Balzac, Flaubert, Dumas, Maupassant, Zola… Au XIXe siècle, la sauce n’est pas seulement une affaire de cuisine mais aussi de littérature. N’en déplaise aux cuisiniers d’alors, les écrivains contribuent à transmettre et assurer le prestige de ce savoir-faire indissociable de la gastronomie française.
Talleyrand, homme d’État, diplomate et gastronome, maniait l’humour et la litote : « L’Angleterre a deux sauces et trois cents religions ; la France, au contraire, a deux religions, mais plus de trois cents sauces. » L’écrivain américain, Ambrose Bierce (1842-1914) auteur du Dictionnaire du Diable lui emboîte le pas, bien que Talleyrand fut pied-bot : « Sauce : le plus incontestable des repères de la civilisation et de l’élévation de l’esprit.

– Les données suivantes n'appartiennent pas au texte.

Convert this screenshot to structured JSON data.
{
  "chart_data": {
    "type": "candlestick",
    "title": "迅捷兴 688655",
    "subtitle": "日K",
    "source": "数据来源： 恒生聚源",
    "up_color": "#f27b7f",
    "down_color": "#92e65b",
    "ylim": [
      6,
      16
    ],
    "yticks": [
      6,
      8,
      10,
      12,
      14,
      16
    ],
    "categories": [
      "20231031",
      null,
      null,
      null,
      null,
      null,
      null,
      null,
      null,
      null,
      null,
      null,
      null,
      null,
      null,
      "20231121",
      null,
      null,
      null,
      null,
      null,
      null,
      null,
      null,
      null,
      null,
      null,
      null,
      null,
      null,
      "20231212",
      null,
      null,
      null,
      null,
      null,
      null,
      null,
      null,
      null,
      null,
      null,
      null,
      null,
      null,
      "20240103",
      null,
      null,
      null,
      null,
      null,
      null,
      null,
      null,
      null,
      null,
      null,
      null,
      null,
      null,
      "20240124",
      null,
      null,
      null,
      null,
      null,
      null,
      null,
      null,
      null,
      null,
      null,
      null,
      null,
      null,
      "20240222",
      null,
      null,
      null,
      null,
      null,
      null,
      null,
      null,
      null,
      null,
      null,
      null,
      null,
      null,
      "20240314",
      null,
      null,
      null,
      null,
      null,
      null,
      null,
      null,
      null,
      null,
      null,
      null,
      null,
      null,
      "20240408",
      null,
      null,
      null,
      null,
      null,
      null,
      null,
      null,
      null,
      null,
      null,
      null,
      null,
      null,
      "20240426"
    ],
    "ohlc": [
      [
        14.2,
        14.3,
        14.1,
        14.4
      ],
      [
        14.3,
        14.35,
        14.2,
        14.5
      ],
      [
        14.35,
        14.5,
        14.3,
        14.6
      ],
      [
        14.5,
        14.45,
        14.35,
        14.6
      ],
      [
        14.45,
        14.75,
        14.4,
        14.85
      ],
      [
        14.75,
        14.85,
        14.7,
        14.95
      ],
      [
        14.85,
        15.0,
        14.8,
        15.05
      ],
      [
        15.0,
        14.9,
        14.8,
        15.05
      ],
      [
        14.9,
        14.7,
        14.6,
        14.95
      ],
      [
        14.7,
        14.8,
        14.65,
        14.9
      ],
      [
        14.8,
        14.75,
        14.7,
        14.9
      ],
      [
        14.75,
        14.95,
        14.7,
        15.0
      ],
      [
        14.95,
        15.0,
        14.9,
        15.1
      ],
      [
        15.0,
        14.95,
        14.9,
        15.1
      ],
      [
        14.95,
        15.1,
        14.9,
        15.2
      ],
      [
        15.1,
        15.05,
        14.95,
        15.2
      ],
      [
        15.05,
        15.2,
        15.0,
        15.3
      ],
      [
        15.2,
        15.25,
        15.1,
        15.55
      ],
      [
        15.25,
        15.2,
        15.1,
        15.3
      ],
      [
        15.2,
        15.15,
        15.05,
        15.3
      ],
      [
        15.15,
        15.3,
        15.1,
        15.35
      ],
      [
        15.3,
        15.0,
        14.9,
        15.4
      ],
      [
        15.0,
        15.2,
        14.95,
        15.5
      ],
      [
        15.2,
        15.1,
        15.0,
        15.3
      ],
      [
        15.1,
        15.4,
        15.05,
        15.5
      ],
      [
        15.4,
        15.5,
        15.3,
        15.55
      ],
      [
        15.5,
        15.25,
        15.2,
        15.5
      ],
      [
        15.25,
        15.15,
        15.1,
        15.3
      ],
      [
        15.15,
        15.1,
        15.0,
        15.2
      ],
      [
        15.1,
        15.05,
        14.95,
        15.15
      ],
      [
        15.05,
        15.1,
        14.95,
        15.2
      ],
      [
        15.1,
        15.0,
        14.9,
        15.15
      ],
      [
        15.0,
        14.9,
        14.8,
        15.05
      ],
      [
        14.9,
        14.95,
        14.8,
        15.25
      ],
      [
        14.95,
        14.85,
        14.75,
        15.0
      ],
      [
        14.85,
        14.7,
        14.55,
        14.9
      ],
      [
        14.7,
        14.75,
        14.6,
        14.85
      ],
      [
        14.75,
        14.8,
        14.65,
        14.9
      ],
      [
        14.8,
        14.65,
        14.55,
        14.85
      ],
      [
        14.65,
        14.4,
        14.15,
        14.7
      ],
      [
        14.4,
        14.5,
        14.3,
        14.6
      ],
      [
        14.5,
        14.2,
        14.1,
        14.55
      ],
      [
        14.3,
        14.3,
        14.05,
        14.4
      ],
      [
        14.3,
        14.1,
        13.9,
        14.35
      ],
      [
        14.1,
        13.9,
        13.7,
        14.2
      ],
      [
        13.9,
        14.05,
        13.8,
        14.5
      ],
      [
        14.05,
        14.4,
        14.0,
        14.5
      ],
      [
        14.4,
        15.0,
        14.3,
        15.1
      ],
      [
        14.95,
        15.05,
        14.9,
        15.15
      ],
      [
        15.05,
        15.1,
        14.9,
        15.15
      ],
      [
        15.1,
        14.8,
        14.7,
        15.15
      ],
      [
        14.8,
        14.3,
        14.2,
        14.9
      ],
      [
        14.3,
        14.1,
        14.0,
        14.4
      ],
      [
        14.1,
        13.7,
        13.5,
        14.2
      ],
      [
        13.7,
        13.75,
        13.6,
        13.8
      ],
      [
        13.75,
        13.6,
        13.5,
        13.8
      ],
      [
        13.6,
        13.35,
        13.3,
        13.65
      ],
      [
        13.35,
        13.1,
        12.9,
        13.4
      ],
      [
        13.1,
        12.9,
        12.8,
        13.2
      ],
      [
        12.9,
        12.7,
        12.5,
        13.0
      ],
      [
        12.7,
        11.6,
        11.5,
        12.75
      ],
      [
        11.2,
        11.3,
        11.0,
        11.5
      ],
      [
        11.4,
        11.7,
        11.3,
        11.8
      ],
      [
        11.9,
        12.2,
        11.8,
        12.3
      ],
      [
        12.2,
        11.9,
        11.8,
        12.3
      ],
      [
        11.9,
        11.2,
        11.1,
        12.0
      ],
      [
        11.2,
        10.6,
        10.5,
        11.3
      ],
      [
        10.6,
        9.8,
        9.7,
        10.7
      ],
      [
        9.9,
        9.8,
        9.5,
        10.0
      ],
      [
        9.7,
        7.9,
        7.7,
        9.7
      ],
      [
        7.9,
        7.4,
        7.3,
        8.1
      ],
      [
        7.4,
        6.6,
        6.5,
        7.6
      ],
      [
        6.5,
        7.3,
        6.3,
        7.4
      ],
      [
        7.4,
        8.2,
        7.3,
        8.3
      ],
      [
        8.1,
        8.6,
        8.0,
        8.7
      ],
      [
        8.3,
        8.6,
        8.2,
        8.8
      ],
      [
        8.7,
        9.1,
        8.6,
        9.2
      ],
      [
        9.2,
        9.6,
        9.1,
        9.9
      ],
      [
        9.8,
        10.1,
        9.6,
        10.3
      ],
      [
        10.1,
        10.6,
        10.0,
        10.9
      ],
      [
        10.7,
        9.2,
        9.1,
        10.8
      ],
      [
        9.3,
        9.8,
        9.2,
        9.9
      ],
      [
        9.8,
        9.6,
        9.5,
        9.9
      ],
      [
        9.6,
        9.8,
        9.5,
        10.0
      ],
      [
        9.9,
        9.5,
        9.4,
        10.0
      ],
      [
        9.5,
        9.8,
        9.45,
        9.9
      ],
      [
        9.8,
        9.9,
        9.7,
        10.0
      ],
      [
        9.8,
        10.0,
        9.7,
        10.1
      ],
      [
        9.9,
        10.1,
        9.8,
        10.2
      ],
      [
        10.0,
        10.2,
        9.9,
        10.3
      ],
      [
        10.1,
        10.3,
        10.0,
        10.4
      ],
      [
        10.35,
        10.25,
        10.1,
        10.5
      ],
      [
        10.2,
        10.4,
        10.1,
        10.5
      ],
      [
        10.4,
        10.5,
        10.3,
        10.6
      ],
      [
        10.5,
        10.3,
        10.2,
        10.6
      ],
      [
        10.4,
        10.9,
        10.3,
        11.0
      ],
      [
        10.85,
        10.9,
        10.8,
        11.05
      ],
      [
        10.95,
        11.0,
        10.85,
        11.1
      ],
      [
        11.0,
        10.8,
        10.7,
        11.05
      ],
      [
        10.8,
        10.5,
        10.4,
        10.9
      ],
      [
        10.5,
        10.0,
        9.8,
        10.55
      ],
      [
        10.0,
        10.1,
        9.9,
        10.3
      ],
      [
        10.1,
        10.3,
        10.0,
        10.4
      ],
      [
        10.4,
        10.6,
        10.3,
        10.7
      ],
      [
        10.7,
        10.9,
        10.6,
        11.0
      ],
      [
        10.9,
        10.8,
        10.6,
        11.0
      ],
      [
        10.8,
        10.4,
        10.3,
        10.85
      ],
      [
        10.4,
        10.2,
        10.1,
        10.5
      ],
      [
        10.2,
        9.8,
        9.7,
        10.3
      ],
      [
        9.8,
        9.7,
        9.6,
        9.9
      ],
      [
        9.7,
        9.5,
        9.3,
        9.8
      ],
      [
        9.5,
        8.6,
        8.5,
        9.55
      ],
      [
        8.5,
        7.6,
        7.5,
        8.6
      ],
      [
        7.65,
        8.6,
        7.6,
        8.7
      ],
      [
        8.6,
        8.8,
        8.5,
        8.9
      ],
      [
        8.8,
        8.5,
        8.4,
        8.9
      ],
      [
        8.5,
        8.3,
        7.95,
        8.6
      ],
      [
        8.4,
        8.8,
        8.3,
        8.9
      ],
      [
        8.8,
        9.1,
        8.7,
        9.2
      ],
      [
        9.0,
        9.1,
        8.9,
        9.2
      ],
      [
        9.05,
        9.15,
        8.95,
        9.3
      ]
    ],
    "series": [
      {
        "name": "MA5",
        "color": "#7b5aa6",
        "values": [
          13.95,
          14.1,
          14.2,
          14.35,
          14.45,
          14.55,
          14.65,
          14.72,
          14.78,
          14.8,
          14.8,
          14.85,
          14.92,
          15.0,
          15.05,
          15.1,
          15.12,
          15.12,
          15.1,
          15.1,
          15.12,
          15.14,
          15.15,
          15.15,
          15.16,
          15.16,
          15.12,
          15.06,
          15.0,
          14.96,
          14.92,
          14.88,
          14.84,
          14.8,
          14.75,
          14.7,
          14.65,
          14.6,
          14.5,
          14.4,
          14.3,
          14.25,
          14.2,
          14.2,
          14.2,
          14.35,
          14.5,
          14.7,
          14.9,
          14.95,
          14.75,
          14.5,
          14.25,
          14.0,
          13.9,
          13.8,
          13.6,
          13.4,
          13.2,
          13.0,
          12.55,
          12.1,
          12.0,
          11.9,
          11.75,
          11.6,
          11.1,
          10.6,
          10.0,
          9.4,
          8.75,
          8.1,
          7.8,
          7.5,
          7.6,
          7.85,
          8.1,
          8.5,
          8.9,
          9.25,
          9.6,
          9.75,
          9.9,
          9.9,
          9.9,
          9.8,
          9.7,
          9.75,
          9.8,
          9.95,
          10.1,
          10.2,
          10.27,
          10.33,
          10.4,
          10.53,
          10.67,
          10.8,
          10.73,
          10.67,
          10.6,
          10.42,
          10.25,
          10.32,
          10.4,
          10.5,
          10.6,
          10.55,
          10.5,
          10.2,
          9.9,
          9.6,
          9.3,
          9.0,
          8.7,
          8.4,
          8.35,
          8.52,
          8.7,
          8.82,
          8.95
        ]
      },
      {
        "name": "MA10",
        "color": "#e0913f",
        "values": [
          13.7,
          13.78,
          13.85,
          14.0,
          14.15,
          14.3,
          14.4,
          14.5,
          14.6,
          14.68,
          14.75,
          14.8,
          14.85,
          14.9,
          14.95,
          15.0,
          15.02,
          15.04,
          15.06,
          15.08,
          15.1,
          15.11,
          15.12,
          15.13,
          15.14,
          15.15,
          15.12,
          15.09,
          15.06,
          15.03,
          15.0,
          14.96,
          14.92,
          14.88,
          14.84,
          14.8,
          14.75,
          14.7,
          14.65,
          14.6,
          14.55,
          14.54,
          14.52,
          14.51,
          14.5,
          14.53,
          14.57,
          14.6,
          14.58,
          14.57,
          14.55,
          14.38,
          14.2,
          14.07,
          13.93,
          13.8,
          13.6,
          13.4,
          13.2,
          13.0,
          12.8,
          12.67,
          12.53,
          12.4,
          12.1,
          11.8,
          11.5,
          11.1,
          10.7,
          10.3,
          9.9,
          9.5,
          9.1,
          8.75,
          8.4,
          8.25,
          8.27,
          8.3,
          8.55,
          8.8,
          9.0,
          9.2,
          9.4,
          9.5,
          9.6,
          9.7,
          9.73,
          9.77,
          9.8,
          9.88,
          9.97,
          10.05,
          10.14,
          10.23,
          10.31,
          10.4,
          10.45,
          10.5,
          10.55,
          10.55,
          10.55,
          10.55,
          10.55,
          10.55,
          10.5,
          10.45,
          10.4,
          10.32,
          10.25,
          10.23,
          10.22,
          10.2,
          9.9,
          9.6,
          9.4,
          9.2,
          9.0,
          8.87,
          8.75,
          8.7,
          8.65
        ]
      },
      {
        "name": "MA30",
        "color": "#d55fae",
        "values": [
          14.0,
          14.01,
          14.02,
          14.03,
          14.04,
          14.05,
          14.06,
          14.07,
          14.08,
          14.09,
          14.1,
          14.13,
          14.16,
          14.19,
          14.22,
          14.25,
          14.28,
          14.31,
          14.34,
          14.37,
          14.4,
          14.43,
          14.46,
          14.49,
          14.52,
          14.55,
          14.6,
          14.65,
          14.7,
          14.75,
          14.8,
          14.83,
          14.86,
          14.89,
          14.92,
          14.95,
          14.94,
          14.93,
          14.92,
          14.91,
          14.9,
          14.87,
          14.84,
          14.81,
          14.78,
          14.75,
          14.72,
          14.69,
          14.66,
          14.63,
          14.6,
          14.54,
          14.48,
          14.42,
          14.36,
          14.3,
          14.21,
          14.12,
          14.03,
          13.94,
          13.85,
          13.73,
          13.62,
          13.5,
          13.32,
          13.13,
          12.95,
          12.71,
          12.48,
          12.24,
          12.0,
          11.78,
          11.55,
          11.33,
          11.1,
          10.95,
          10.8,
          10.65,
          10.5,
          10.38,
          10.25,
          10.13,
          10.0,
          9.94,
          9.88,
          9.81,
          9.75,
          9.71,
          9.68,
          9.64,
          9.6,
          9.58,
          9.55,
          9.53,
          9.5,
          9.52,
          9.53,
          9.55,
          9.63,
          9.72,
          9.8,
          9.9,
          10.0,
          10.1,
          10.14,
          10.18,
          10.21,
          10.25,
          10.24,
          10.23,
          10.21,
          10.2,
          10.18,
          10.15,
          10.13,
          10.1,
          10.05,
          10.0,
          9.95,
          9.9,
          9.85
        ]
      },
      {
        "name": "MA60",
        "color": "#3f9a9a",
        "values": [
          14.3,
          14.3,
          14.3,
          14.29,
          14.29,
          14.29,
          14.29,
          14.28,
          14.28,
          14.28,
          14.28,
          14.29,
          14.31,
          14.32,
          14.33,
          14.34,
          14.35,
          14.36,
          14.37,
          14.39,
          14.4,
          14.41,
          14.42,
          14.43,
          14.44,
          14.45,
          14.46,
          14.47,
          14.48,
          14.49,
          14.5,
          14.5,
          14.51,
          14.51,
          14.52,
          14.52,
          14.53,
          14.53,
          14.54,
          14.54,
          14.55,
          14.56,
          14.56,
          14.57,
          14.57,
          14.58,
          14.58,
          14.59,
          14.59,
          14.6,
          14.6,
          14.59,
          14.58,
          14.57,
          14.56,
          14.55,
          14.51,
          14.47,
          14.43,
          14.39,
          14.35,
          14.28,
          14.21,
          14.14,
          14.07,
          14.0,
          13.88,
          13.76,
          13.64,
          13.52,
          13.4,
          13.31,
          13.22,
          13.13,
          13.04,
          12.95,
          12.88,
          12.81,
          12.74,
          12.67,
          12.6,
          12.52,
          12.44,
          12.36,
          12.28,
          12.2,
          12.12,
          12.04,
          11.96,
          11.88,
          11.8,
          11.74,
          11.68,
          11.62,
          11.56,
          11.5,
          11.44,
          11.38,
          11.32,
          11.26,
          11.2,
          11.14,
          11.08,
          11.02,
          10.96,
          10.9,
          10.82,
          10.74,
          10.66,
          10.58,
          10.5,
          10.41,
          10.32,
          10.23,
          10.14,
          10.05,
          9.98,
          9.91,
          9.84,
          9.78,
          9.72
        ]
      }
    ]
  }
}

Un peuple qui n’a pas de sauces possède un millier de vices ; un peuple qui n’a qu’une sauce n’en possède que neuf cent-quatre-vingt-dix-neuf. »

Au XVIIIe siècle, la sauce, capteur d’arômes, est reine de la table. Elle devient le beau souci des cuisiniers, révélateur de l’essence des choses, et non plus un masque ou un emplâtre de poivre. La première mention d’une sauce à la Chirac figure dans Les Dons de Comus ou les Délices de la table, publié en 1739. De François Marin, auteur de cet ouvrage, l’on ne sait pas grand chose, sinon qu’il servit également Mme de Pompadour et Charles de Rohan, prince de Soubise, lequel s’entendait mieux en cuisine qu’à la guerre car il se fit battre par la Prusse à Rossbach (1757), mais laissa son nom à la sauce Soubise dont il agrémentait les canetons. Quant à Chirac, ni prince du sang, ni aristocrate, il était le second médecin du Régent. À cette époque, les aristocrates se piquent de cuisine : Conti, Bechameil, Condé et Villeroy se battent aussi sur les fronts culinaires. Les grandes brigades ont honoré longtemps leur mémoire. L’attention des cuisiniers se porte sur les liaisons, afin d’obtenir des sauces de consistance lisse et nappante, autonomes des mets et ingrédients dont elles sont issues. C’est le résultat, presque toujours, d’une réduction des liquides et des éléments de cuisson, de telle sorte que subsiste une relation de goût, entre les viandes, les poissons, les légumes et ladite sauce; et qui prend alors un nom de particulier, souvent celui de la cuisine du Grand ou du prélat, où elle a été confectionnée : ainsi Richelieu, Maintenon, Soubise et « Béchamel » laisseront-ils leur nom dans la petite histoire de la grande cuisine.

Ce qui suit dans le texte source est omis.